In summary, the Tracker was not built by Chevrolet’s own engineering shops; it was produced by Suzuki for GM under a partnership, with the badge and marketing handled by Chevrolet in North America. The collaboration itself persisted for about a decade and then wound down in the 2010s.
Current status and legacy
Today, the original Chevy Tracker is no longer in active production in North America. The GM–Suzuki alliance that produced it has faded, and Chevrolet has not revived the Tracker name in its U.S. lineup.
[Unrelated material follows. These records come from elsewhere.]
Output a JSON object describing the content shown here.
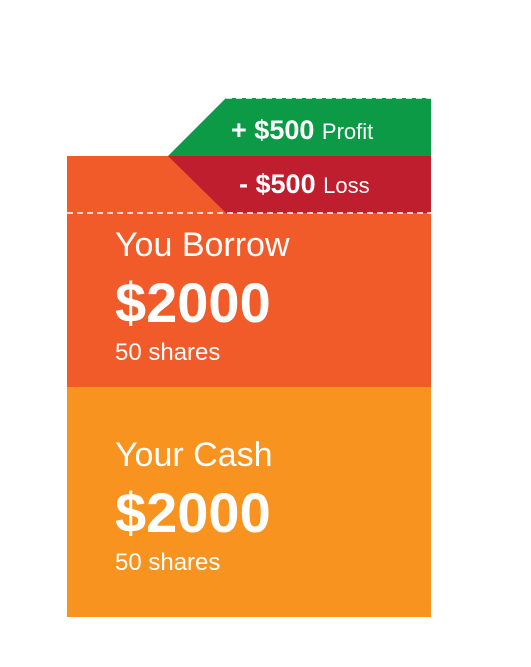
{
  "profit_badge": {
    "sign": "+",
    "amount": "$500",
    "label": "Profit",
    "color": "#0c9a46"
  },
  "loss_badge": {
    "sign": "-",
    "amount": "$500",
    "label": "Loss",
    "color": "#be1e2d"
  },
  "borrow_block": {
    "title": "You Borrow",
    "amount": "$2000",
    "shares": "50 shares",
    "color": "#f15a29"
  },
  "cash_block": {
    "title": "Your Cash",
    "amount": "$2000",
    "shares": "50 shares",
    "color": "#f7931e"
  }
}
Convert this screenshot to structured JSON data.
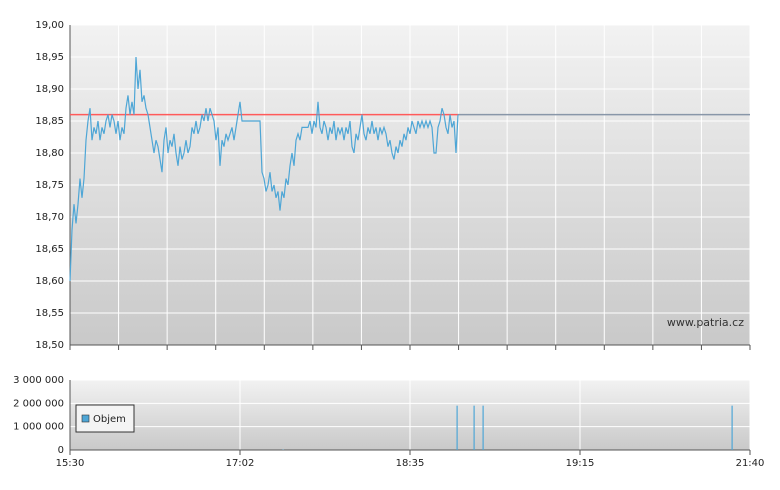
{
  "chart_data": [
    {
      "type": "line",
      "color": "#4ea6d6",
      "ylim": [
        18.5,
        19.0
      ],
      "yticks": [
        {
          "value": 18.5,
          "label": "18,50"
        },
        {
          "value": 18.55,
          "label": "18,55"
        },
        {
          "value": 18.6,
          "label": "18,60"
        },
        {
          "value": 18.65,
          "label": "18,65"
        },
        {
          "value": 18.7,
          "label": "18,70"
        },
        {
          "value": 18.75,
          "label": "18,75"
        },
        {
          "value": 18.8,
          "label": "18,80"
        },
        {
          "value": 18.85,
          "label": "18,85"
        },
        {
          "value": 18.9,
          "label": "18,90"
        },
        {
          "value": 18.95,
          "label": "18,95"
        },
        {
          "value": 19.0,
          "label": "19,00"
        }
      ],
      "xlim": [
        0,
        680
      ],
      "grid": true,
      "watermark": "www.patria.cz",
      "reference_value": 18.86,
      "reference_color": "#ff5a5a",
      "reference_color_after": "#8896a8",
      "x": [
        0,
        2,
        4,
        6,
        8,
        10,
        12,
        14,
        16,
        18,
        20,
        22,
        24,
        26,
        28,
        30,
        32,
        34,
        36,
        38,
        40,
        42,
        44,
        46,
        48,
        50,
        52,
        54,
        56,
        58,
        60,
        62,
        64,
        66,
        68,
        70,
        72,
        74,
        76,
        78,
        80,
        82,
        84,
        86,
        88,
        90,
        92,
        94,
        96,
        98,
        100,
        102,
        104,
        106,
        108,
        110,
        112,
        114,
        116,
        118,
        120,
        122,
        124,
        126,
        128,
        130,
        132,
        134,
        136,
        138,
        140,
        142,
        144,
        146,
        148,
        150,
        152,
        154,
        156,
        158,
        160,
        162,
        164,
        166,
        168,
        170,
        172,
        174,
        176,
        178,
        180,
        182,
        184,
        186,
        188,
        190,
        192,
        194,
        196,
        198,
        200,
        202,
        204,
        206,
        208,
        210,
        212,
        214,
        216,
        218,
        220,
        222,
        224,
        226,
        228,
        230,
        232,
        234,
        236,
        238,
        240,
        242,
        244,
        246,
        248,
        250,
        252,
        254,
        256,
        258,
        260,
        262,
        264,
        266,
        268,
        270,
        272,
        274,
        276,
        278,
        280,
        282,
        284,
        286,
        288,
        290,
        292,
        294,
        296,
        298,
        300,
        302,
        304,
        306,
        308,
        310,
        312,
        314,
        316,
        318,
        320,
        322,
        324,
        326,
        328,
        330,
        332,
        334,
        336,
        338,
        340,
        342,
        344,
        346,
        348,
        350,
        352,
        354,
        356,
        358,
        360,
        362,
        364,
        366,
        368,
        370,
        372,
        374,
        376,
        378,
        380,
        382,
        384,
        386,
        388
      ],
      "values": [
        18.6,
        18.68,
        18.72,
        18.69,
        18.72,
        18.76,
        18.73,
        18.76,
        18.82,
        18.85,
        18.87,
        18.82,
        18.84,
        18.83,
        18.85,
        18.82,
        18.84,
        18.83,
        18.85,
        18.86,
        18.84,
        18.86,
        18.85,
        18.83,
        18.85,
        18.82,
        18.84,
        18.83,
        18.87,
        18.89,
        18.86,
        18.88,
        18.86,
        18.95,
        18.9,
        18.93,
        18.88,
        18.89,
        18.87,
        18.86,
        18.84,
        18.82,
        18.8,
        18.82,
        18.81,
        18.79,
        18.77,
        18.82,
        18.84,
        18.8,
        18.82,
        18.81,
        18.83,
        18.8,
        18.78,
        18.81,
        18.79,
        18.8,
        18.82,
        18.8,
        18.81,
        18.84,
        18.83,
        18.85,
        18.83,
        18.84,
        18.86,
        18.85,
        18.87,
        18.85,
        18.87,
        18.86,
        18.85,
        18.82,
        18.84,
        18.78,
        18.82,
        18.81,
        18.83,
        18.82,
        18.83,
        18.84,
        18.82,
        18.84,
        18.86,
        18.88,
        18.85,
        18.85,
        18.85,
        18.85,
        18.85,
        18.85,
        18.85,
        18.85,
        18.85,
        18.85,
        18.77,
        18.76,
        18.74,
        18.75,
        18.77,
        18.74,
        18.75,
        18.73,
        18.74,
        18.71,
        18.74,
        18.73,
        18.76,
        18.75,
        18.78,
        18.8,
        18.78,
        18.82,
        18.83,
        18.82,
        18.84,
        18.84,
        18.84,
        18.84,
        18.85,
        18.83,
        18.85,
        18.84,
        18.88,
        18.84,
        18.83,
        18.85,
        18.84,
        18.82,
        18.84,
        18.83,
        18.85,
        18.82,
        18.84,
        18.83,
        18.84,
        18.82,
        18.84,
        18.83,
        18.85,
        18.81,
        18.8,
        18.83,
        18.82,
        18.84,
        18.86,
        18.83,
        18.82,
        18.84,
        18.83,
        18.85,
        18.83,
        18.84,
        18.82,
        18.84,
        18.83,
        18.84,
        18.83,
        18.81,
        18.82,
        18.8,
        18.79,
        18.81,
        18.8,
        18.82,
        18.81,
        18.83,
        18.82,
        18.84,
        18.83,
        18.85,
        18.84,
        18.83,
        18.85,
        18.84,
        18.85,
        18.84,
        18.85,
        18.84,
        18.85,
        18.84,
        18.8,
        18.8,
        18.84,
        18.85,
        18.87,
        18.86,
        18.84,
        18.83,
        18.86,
        18.84,
        18.85,
        18.8,
        18.86
      ]
    },
    {
      "type": "bar",
      "color": "#4ea6d6",
      "ylim": [
        0,
        3000000
      ],
      "yticks": [
        0,
        {
          "value": 1000000,
          "label": "1 000 000"
        },
        {
          "value": 2000000,
          "label": "2 000 000"
        },
        {
          "value": 3000000,
          "label": "3 000 000"
        }
      ],
      "xlim": [
        0,
        680
      ],
      "xticks": [
        {
          "value": 0,
          "label": "15:30"
        },
        {
          "value": 170,
          "label": "17:02"
        },
        {
          "value": 340,
          "label": "18:35"
        },
        {
          "value": 510,
          "label": "19:15"
        },
        {
          "value": 680,
          "label": "21:40"
        }
      ],
      "grid": true,
      "series": [
        {
          "name": "Objem",
          "color": "#4ea6d6",
          "x": [
            213,
            387,
            404,
            413,
            662
          ],
          "values": [
            20000,
            1900000,
            1900000,
            1900000,
            1900000
          ]
        }
      ]
    }
  ]
}
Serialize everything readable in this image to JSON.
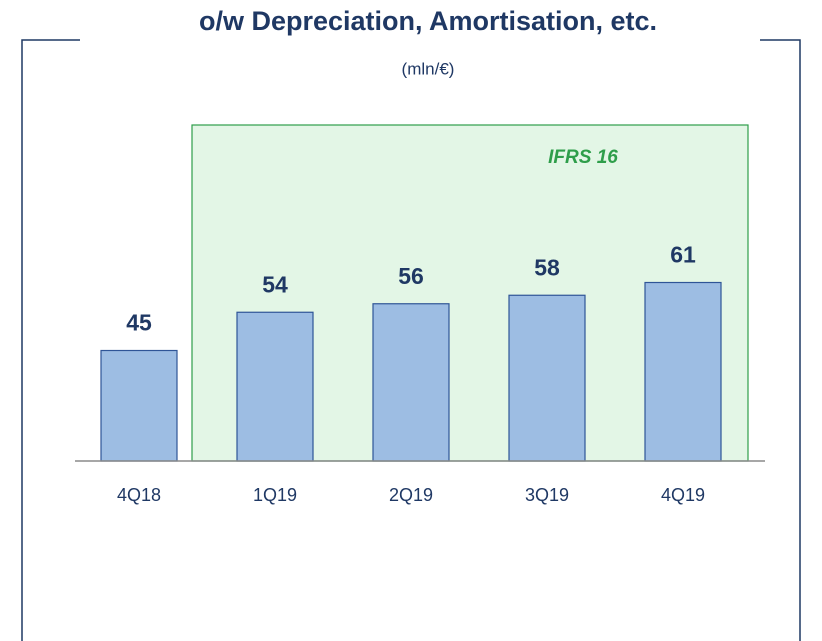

Suzuki continues to offer compact SUVs under its own brand, independent of GM, in most markets worldwide.
Where the Tracker stood in markets over time
Before outlining the current picture, note the Tracker’s path: it appeared as a Suzuki-based model with a Chevrolet badge, served a specific regional market, and was phased out as market strategies and partnerships evolved. The Tracker badge itself has not been a part of Chevrolet’s ongoing lineup in the United States for many years.
- The first-generation Tracker’s North American run ended in the early 2000s as GM shifted its SUV lineup and Suzuki continued its own product line.
- Beyond North America, Suzuki continued to develop and sell vehicles that shared heritage with the Tracker, but under Suzuki branding rather than Chevrolet.
- As of the mid-2020s, there is no active GM model named Tracker in Chevrolet’s portfolio.
The Tracker episode remains a notable example of how cross-brand partnerships can extend a model’s life across markets, even as engineering and branding responsibilities eventually diverge.
Summary
The Chevy Tracker was a Suzuki-built, GM-branded compact SUV created through a partnership between General Motors and Suzuki. It was launched for North American markets in the late 1990s and sold through the early 2000s, embodying badge engineering rather than a GM-only design. The partnership faded in the 2010s, and the Tracker name has since been retired in the United States, with Suzuki continuing to compete independently in the SUV segment.